Ensure all related containers are on the same network:

1
2
3
4
5
6
7
8
9
# Create network if it doesn't exist
docker network create phenom-net 2>/dev/null || true

# Connect existing containers
docker network connect phenom-net container-1
docker network connect phenom-net container-2

# Or start containers with --network flag
docker run --network phenom-net ...

This was identified as a root cause for 502 errors in the Phenom Drop ecosystem. Added as preflight check #11.

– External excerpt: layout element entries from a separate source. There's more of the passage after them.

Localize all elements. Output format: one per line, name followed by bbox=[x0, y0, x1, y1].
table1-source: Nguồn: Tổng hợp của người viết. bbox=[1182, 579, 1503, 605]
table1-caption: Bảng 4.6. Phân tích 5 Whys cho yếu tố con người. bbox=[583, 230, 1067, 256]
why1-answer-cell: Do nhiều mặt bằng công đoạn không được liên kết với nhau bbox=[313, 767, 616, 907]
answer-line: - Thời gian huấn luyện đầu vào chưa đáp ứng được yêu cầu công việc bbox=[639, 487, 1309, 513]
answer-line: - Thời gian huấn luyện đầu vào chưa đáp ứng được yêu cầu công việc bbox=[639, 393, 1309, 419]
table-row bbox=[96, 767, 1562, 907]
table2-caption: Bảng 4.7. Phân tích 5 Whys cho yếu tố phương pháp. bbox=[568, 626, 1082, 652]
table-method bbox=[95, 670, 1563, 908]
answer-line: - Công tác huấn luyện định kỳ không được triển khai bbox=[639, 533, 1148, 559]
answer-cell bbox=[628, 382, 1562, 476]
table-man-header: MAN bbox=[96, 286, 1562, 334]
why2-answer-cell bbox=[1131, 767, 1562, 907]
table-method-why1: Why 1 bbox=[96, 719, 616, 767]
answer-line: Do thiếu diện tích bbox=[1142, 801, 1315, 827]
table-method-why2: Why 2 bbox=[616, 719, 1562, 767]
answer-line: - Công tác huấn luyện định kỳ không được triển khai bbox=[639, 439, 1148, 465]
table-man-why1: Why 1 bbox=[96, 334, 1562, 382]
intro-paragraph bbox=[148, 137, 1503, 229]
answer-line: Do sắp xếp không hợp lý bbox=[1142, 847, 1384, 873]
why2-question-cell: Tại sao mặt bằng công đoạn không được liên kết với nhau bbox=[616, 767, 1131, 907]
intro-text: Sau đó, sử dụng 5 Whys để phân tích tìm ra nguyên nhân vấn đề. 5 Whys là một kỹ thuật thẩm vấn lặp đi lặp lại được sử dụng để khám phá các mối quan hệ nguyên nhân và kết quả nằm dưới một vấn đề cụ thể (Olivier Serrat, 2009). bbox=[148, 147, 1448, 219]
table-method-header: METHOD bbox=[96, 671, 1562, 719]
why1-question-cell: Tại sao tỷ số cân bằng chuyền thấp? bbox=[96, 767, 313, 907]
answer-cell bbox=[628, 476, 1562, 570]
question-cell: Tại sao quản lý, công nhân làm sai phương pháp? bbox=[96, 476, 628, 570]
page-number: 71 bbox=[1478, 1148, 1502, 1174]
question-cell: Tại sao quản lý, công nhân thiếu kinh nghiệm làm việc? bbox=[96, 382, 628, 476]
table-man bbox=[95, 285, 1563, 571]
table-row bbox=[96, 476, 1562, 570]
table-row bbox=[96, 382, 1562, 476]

9. Synology Proxy vs Container Nginx Confusion

Symptoms

  • Debugging nginx configuration but changes have no effect
  • Wrong nginx version reported
  • Reverse proxy rules seem to not apply

Root Cause

The Synology NAS has its own reverse proxy (DSM built-in) in addition to any nginx running inside Docker containers. Changes to the container’s nginx have no effect if the Synology proxy is the one handling the request.

Fix

  1. Identify which nginx is serving the request:

    1
    
    curl -sI https://site.matthewstevens.org | grep "server:"
    
  2. If the Synology proxy is involved, configure it in DSM > Control Panel > Application Portal > Reverse Proxy

  3. If the container nginx should handle directly, ensure the container port is exposed and the Synology proxy is not intercepting the traffic


10. PostCSS in Nix Sandbox (Hugo Docs)

Symptoms

  • Hugo build fails with “PostCSS not found”
  • Docsy theme fails to compile SCSS/CSS

Root Cause

The Nix sandbox does not have /usr/bin/env, so PostCSS CLI shebangs fail. Additionally, npm-installed binaries in the sandbox may have broken shebangs.

Workaround

Create a wrapper script in the Nix build:

 1
 2
 3
 4
 5
 6
 7
 8
 9
10
11
12
13
14
buildPhase = ''
  npm install --no-save postcss postcss-cli autoprefixer
  export NODE_PATH=$PWD/node_modules

  # Create wrapper
  WRAPPER=$TMPDIR/bin/postcss
  mkdir -p $TMPDIR/bin
  NODE_BIN=$(command -v node)
  BASH_BIN=$(command -v bash)
  echo "#!$BASH_BIN" > $WRAPPER
  echo "exec $NODE_BIN $PWD/node_modules/postcss-cli/index.js \"\$@\"" >> $WRAPPER
  chmod +x $WRAPPER
  export PATH=$TMPDIR/bin:$PATH
'';

Status: This is a known workaround. The Hugo docs build in verifieddit-www currently skips PostCSS processing.